I’d watch his son, Ethan, flirting with writers, having only read so many books and like most people, claiming that he should read more. I almost saw more of Ethan than I did of his father. He was always roaming around the empty hallways, waiting rooms, and offices. He was shy towards me and always greeted me with his head hung, gazing at his shoes. He was a notoriously horrid gambler and lived off of his father, soggy with denial that he couldn’t bring himself to apply to college.
When Morrel began to visit Rob Wonderland, Ethan lost his mind. To ‘lose one’s mind’ is such a silly idiom; where and how does one lose a mind? Do they leave it somewhere by mistake; do they give it away like they do their hearts? Nevertheless, Ethan lost his mind, and his heart along with it. Morrel thought he was cute and constantly made fun of him; she believed herself to be more wise because of the seedy places she’d lived and her degenerate profession. She’d tease him and he’d fawn over her. Because he was the son of the psychiatrist who prescribed her medication (which she usually sold), she refused to sleep with Ethan, even when he offered absurd amounts.

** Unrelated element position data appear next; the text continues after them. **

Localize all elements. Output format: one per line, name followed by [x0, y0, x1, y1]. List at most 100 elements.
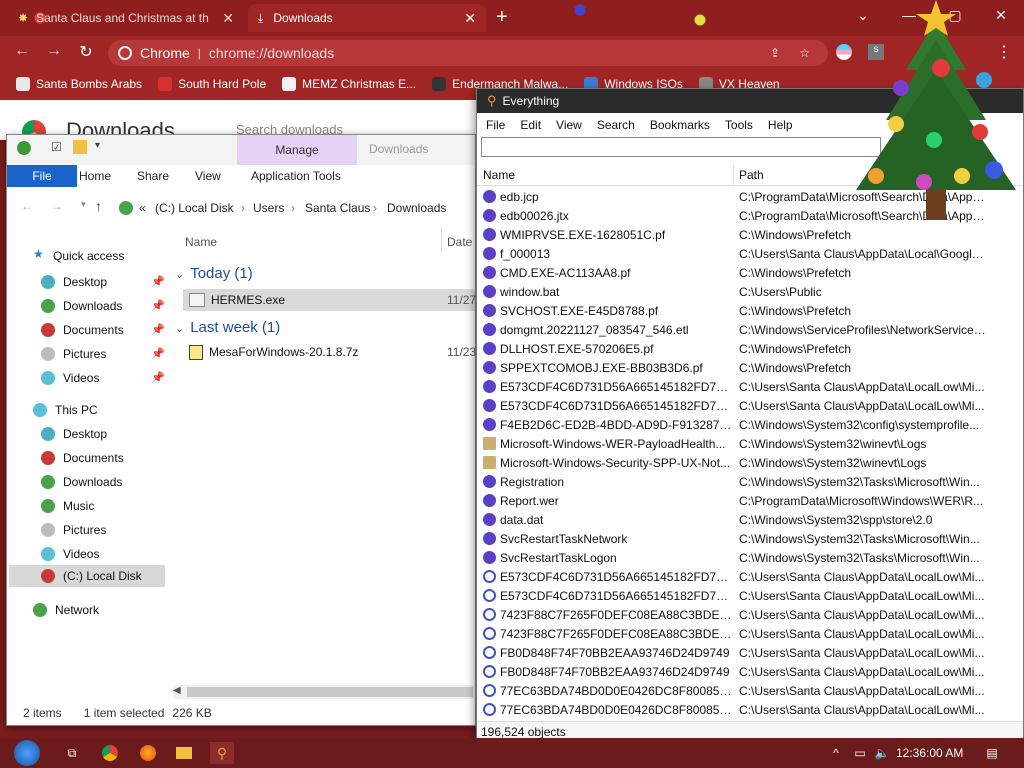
close-tab-icon[interactable]: ✕ [222, 10, 234, 27]
close-tab-icon[interactable]: ✕ [464, 10, 476, 27]
menu-help[interactable]: Help [768, 118, 793, 132]
result-row[interactable]: FB0D848F74F70BB2EAA93746D24D9749 C:\Users… [477, 662, 1023, 681]
qat-folder-icon[interactable] [73, 140, 87, 154]
result-row[interactable]: CMD.EXE-AC113AA8.pf C:\Windows\Prefetch [477, 263, 1023, 282]
file-row-mesa[interactable]: MesaForWindows-20.1.8.7z [189, 341, 358, 363]
result-row[interactable]: 77EC63BDA74BD0D0E0426DC8F8008506 C:\Users… [477, 681, 1023, 700]
nav-pc-music[interactable]: Music [41, 495, 94, 517]
network-tray-icon[interactable]: ▭ [848, 742, 872, 764]
notification-center-icon[interactable]: ▤ [980, 742, 1004, 764]
result-row[interactable]: f_000013 C:\Users\Santa Claus\AppData\Loc… [477, 244, 1023, 263]
tab-downloads[interactable]: ⤓ Downloads ✕ [248, 4, 486, 32]
breadcrumb-downloads[interactable]: Downloads [387, 201, 446, 215]
bookmark-star-icon[interactable]: ☆ [799, 46, 810, 60]
back-arrow-icon[interactable]: ← [21, 199, 33, 213]
breadcrumb-users[interactable]: Users [253, 201, 284, 215]
nav-this-pc[interactable]: This PC [33, 399, 98, 421]
result-row[interactable]: SvcRestartTaskNetwork C:\Windows\System32… [477, 529, 1023, 548]
result-row[interactable]: 7423F88C7F265F0DEFC08EA88C3BDE45_A... C:\… [477, 605, 1023, 624]
pin-icon[interactable]: 📌 [151, 299, 165, 312]
result-row[interactable]: Microsoft-Windows-WER-PayloadHealth... C:… [477, 434, 1023, 453]
menu-edit[interactable]: Edit [520, 118, 541, 132]
task-view-icon[interactable]: ⧉ [60, 742, 84, 764]
nav-desktop[interactable]: Desktop [41, 271, 107, 293]
chrome-taskbar-icon[interactable] [98, 742, 122, 764]
pin-icon[interactable]: 📌 [151, 275, 165, 288]
nav-videos[interactable]: Videos [41, 367, 99, 389]
recent-dropdown-icon[interactable]: ▾ [81, 199, 86, 210]
nav-documents[interactable]: Documents [41, 319, 124, 341]
forward-arrow-icon[interactable]: → [51, 199, 63, 213]
new-tab-plus-icon[interactable]: + [496, 6, 508, 29]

When I swallowed the pill that cursed me for life I immediately realized something had gone direly wrong. My whole body pulsated; each artery and vein was a rivulet of bloodcurdling, palpable hatred. I transformed into a wolf right in front of Rob Wonderland’s eyes; it was the first time he ever smiled that lewd, perverse smile. He then jabbed a syringe into my jugular before I knew what was going on. He denied that he knew what the medication’s effects were beyond death. I was never certain whether or not Danks and I were his only patients that he infected.
I fell in love with Morrel simply walking out of my appointments with Rob Wonderland, as hers was right after mine. Eventually we began to have conversations before she entered his office, I offered to take her out to dinner, etc. Ethan was too young to notice that Morrel and I were dating but his father certainly did, and not surprisingly, became increasingly mad, spreading the disease to Danks.

As of right now, I don’t know where Morrel has fled to, nor do I have any more background information on Rob Wonderland. There is much more to tell of my life as a werewolf, but that is for another story, for this one ends here.